Mr Johnson said he would consult with EU member states about their response to his Article 50 extension request.
“I must express my disappointment that the House has again voted for delay, rather than a timetable that would have guaranteed that the UK would be in a position to leave the EU on 31 October with a deal,” the prime minister said.
“And we now face further uncertainty and the EU must make up their minds over how to answer parliament’s request for a delay.”
He added the government would now “take the only responsible course” and “accelerate” no-deal Brexit preparations.
The prime minister was defeated after his Democratic Unionist Party (DUP) allies, who are fiercely opposed to his Brexit deal, voted against the programme motion.
Nine former Tory MPs, including ex-chancellor Philip Hammond, also voted against the government.
Meanwhile, five Labour MPs defied their party’s orders and voted in favour of the bill’s timetable.
Following the government’s defeat, the pound fell against the dollar and the euro.
Sterling dropped 0.40% to $ 1.281, down from the 22-week highs reached earlier in the day driven by optimism about the Brexit deal.
Against the euro, the pound fell 0.24%, to 0.862.
Mr Johnson praised MPs who were “sceptical” of his Brexit deal but “decided to place the national interest ahead of any other consideration” and vote for its second reading, which passed by 329 votes to 299.
This gave the government a majority of 30 MPs for the Brexit deal, in principle.
Nineteen Labour MPs voted in favour of the second reading of the Withdrawal Agreement Bill, including the party’s shadow Cabinet Office minister Jo Platt.
“Nobody thought we could secure the approval of the House for a new deal and we should not overlook the significance of this moment,” the prime minister said.
Reiterating his pledge to deliver Brexit on Halloween, he added: “Let me be clear.

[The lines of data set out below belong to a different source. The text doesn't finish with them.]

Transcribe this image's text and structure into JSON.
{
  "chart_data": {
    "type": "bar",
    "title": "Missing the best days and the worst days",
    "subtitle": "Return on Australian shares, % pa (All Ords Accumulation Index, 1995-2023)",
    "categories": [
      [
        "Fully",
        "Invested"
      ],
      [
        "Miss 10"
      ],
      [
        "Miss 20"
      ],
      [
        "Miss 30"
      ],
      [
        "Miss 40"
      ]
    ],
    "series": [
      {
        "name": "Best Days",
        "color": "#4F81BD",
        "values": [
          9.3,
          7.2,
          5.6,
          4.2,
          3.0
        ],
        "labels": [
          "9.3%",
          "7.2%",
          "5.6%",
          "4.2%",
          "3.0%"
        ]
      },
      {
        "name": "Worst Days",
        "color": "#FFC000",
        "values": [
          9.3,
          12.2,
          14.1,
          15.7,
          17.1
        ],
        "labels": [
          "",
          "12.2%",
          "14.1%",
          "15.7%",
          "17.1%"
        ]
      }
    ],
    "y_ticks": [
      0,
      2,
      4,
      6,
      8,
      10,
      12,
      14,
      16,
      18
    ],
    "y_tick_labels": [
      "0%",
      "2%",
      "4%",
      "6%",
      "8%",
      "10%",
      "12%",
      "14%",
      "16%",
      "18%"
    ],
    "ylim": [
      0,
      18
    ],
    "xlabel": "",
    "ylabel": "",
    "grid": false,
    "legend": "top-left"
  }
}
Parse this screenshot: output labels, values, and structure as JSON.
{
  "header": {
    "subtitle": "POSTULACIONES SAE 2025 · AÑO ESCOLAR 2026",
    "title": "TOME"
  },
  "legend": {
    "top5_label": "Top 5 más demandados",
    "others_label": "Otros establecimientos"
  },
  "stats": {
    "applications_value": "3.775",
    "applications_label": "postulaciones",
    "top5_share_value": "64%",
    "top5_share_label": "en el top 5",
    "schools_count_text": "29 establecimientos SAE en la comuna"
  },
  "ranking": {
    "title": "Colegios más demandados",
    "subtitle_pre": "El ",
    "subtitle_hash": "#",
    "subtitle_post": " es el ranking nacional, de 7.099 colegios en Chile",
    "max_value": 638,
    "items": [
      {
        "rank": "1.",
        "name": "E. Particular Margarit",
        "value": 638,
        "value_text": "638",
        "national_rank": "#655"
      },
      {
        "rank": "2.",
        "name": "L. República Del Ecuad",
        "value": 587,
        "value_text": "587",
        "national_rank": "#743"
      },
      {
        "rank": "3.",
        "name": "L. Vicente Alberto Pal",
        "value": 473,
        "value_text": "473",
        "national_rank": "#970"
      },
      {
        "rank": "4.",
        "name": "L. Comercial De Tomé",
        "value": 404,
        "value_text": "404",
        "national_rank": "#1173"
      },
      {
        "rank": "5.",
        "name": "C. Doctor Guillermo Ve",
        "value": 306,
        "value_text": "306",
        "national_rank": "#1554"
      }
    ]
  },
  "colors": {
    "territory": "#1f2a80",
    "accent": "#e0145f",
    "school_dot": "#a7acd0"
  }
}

Our policy remains that we should not delay, that we should leave the EU on 31 October and that is what I will say to the EU and I will report back to the House.
“And one way or another we will leave the EU with this deal, to which this House has just given its assent.
“And I thank members across the House for that hard-won agreement.”
Labour leader Jeremy Corbyn said MPs had “refused to be bounced into debating a hugely significantly piece of legislation in just two days with barely any notice or an analysis of the economic impact of this bill”, following the rejection of the government’s programme motion.
He claimed the prime minister was “the author of his own misfortune” after tabling a three-day timetable for debating the Withdrawal Agreement Bill.
Mr Corbyn made an offer to Mr Johnson to “work with all of us to agree a reasonable timetable”, adding: “And I suspect this House will vote to debate, scrutinise – and I hope amend – the detail of this bill.
“That would be the sensible way forward.”
The SNP’s Westminster leader Ian Blackford described “yet another humiliating defeat” for Mr Johnson.
Liberal Democrat leader Jo Swinson called on Mr Johnson to “be a statesman” and secure a Brexit delay from the EU long enough to hold a general election or a second EU referendum.
The DUP’s deputy leader Nigel Dodds said: “It is perfectly proper and right and the House has made a very wise decision to allow further time for detailed examination of some of the most important legislation that we will ever have to consider, particularly given the impact on Northern Ireland.”
He urged the prime minister to “sit down and talk to us again about what can be done, even at this late stage, to ensure that we join in this great quest to get Brexit done, but as one United Kingdom”.
Following the pause of the Withdrawal Agreement Bill, MPs will now return to consider the Queen’s Speech, which sets out Mr Johnson’s legislative agenda.
The Queen’s Speech debate started last week but was shelved this week after the prime minister presented his Brexit deal to MPs.
Jacob Rees-Mogg, the leader of the House of Commons, who announced the revival of the Queen’s Speech debate, revealed it will conclude on Thursday.
This will see Mr Johnson, who does not enjoy a Commons majority, battle to avoid becoming the first prime minister since 1924 to lose a Queen’s Speech vote.